In the version of Linux you cited, the scsi_sysfs.c does have a buffer overflow. The latest version does not. The committed fix should fix the issue you see.
Short answer:
sscanf, when well called, will not cause buffer overflow, especially in sysfs xxx_store() function. (There are a lot sscanf in sysfs XXX_store() examples), because Linux kernel add a '\0' (zero-terminated) byte after the string (buf[len] = 0;) for your XXX_store() function.
Long answer:
Normally, sysfs are defined to have a strict formatted data. Since you expect 8 bytes at most, it's reasonable to limit the size you get like this:
static char str[8]; /* global string */
static ssize_t my_store(struct device *dev,
struct device_attribute *attr,
const char *buf, size_t size)
{
if (size > 8) {
printk("Error: Input size > 8: too large\n");
return -EINVAL;
}
sscanf(buf, "%s", str); /* buf holds more than 8 bytes! */
return size;
}
(Note: use 9 rather than 8, if you expect a 8-bytes string plus '\n')

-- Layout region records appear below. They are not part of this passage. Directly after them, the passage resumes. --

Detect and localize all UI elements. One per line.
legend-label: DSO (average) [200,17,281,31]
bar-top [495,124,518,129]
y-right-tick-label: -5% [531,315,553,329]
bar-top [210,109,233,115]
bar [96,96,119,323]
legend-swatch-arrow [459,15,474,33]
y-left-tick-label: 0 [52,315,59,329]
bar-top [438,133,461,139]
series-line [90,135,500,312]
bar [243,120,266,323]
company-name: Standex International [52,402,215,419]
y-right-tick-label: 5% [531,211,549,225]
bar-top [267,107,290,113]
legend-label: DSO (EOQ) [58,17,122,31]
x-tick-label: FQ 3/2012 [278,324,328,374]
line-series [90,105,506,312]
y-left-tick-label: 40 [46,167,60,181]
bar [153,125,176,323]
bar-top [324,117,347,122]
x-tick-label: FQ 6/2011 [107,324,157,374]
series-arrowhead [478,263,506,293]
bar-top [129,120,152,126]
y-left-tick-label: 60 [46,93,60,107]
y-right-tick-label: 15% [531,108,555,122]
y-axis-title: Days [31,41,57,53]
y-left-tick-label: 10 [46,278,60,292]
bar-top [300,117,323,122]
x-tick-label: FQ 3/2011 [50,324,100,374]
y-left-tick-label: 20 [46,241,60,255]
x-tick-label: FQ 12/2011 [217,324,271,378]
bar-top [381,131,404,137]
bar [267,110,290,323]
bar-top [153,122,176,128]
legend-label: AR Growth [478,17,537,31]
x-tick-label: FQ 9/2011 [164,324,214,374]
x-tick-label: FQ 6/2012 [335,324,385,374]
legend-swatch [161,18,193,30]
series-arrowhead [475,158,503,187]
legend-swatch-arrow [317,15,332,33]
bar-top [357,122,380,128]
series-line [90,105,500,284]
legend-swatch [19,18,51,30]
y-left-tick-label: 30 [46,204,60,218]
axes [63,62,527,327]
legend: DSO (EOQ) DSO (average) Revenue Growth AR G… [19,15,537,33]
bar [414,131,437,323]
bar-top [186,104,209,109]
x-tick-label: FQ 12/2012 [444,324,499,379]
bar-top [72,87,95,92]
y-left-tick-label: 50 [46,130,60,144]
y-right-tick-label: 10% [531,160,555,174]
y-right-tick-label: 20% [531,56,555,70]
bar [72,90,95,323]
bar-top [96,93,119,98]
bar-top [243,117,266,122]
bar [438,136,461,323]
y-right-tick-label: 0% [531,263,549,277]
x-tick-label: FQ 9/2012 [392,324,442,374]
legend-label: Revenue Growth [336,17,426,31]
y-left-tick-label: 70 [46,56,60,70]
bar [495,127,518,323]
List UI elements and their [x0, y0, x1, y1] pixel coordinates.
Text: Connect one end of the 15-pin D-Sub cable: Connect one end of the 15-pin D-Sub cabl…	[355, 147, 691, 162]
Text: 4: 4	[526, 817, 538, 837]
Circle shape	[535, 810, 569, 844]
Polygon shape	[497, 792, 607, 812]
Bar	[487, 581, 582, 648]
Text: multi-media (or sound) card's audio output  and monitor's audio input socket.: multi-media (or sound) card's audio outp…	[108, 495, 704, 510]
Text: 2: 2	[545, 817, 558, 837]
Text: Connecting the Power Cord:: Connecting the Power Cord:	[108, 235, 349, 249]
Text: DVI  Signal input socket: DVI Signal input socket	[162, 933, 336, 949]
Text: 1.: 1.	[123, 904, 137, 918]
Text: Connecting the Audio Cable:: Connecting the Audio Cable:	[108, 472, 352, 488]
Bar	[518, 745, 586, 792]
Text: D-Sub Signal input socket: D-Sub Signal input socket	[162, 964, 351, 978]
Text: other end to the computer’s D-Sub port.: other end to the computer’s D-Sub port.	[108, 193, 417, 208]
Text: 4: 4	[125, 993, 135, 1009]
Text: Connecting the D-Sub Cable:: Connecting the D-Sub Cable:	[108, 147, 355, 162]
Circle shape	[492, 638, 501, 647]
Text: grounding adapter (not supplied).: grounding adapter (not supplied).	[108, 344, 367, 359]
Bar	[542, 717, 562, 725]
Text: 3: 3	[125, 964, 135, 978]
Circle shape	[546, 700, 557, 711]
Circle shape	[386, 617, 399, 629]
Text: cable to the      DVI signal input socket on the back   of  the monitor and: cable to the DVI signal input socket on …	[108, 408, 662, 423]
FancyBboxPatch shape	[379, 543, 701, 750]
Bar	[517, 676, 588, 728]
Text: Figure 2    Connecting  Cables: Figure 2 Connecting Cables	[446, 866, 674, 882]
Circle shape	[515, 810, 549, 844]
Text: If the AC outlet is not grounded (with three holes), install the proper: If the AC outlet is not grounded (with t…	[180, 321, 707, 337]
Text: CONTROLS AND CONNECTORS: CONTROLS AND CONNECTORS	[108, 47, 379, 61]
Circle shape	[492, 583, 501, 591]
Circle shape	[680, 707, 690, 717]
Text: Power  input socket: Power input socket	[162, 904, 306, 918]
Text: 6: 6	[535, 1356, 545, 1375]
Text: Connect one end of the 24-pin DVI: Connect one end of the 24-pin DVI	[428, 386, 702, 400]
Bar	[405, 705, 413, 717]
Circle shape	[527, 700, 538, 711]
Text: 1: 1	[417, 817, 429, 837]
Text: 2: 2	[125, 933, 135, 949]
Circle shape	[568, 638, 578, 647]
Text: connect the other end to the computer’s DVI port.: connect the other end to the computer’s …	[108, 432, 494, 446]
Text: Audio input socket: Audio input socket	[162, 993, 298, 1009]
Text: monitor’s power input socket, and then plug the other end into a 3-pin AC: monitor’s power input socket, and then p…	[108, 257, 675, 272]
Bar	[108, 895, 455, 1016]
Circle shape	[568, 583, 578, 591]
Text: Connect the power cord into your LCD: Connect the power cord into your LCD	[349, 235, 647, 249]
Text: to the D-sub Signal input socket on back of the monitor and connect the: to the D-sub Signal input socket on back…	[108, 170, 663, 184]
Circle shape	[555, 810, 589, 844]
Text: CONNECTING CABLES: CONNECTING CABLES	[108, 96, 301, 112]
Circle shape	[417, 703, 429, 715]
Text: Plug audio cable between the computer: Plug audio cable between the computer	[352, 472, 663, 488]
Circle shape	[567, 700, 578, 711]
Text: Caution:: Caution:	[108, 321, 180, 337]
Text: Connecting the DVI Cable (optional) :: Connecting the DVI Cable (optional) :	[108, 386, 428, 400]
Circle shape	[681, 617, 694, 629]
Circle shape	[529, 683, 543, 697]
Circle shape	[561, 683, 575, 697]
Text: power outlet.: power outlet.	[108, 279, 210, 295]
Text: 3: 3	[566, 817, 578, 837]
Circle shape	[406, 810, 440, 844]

(Note that you do reject some inputs such as those with many leading white spaces. However, who would send a string with many leading white spaces? Those who want to break your code, right? If they don't follow your spec, just reject them.)
Note that Linux kernel purposely inserts a '\0' at offset len (i.e. buf[len] = 0;) when the user write len bytes to sysfs purposely for safe sscanf, as said in a comment in kernel 2.6: fs/sysfs/file.c:
static int
fill_write_buffer(struct sysfs_buffer * buffer, const char __user * buf, size_t count)
{
int error;
if (!buffer->page)
buffer->page = (char *)get_zeroed_page(GFP_KERNEL);
if (!buffer->page)
return -ENOMEM;
if (count >= PAGE_SIZE)
count = PAGE_SIZE - 1;
error = copy_from_user(buffer->page,buf,count);
buffer->needs_read_fill = 1;
/* if buf is assumed to contain a string, terminate it by \0,
so e.g. sscanf() can scan the string easily */
buffer->page[count] = 0;
return error ? -EFAULT : count;
}
...
static ssize_t
sysfs_write_file(struct file *file, const char __user *buf, size_t count, loff_t *ppos)
{
struct sysfs_buffer * buffer = file->private_data;
ssize_t len;
mutex_lock(&buffer->mutex);
len = fill_write_buffer(buffer, buf, count);
if (len > 0)
len = flush_write_buffer(file->f_path.dentry, buffer, len);
if (len > 0)
*ppos += len;
mutex_unlock(&buffer->mutex);
return len;
}
Higher kernel version keeps the same logic (though already completely rewritten).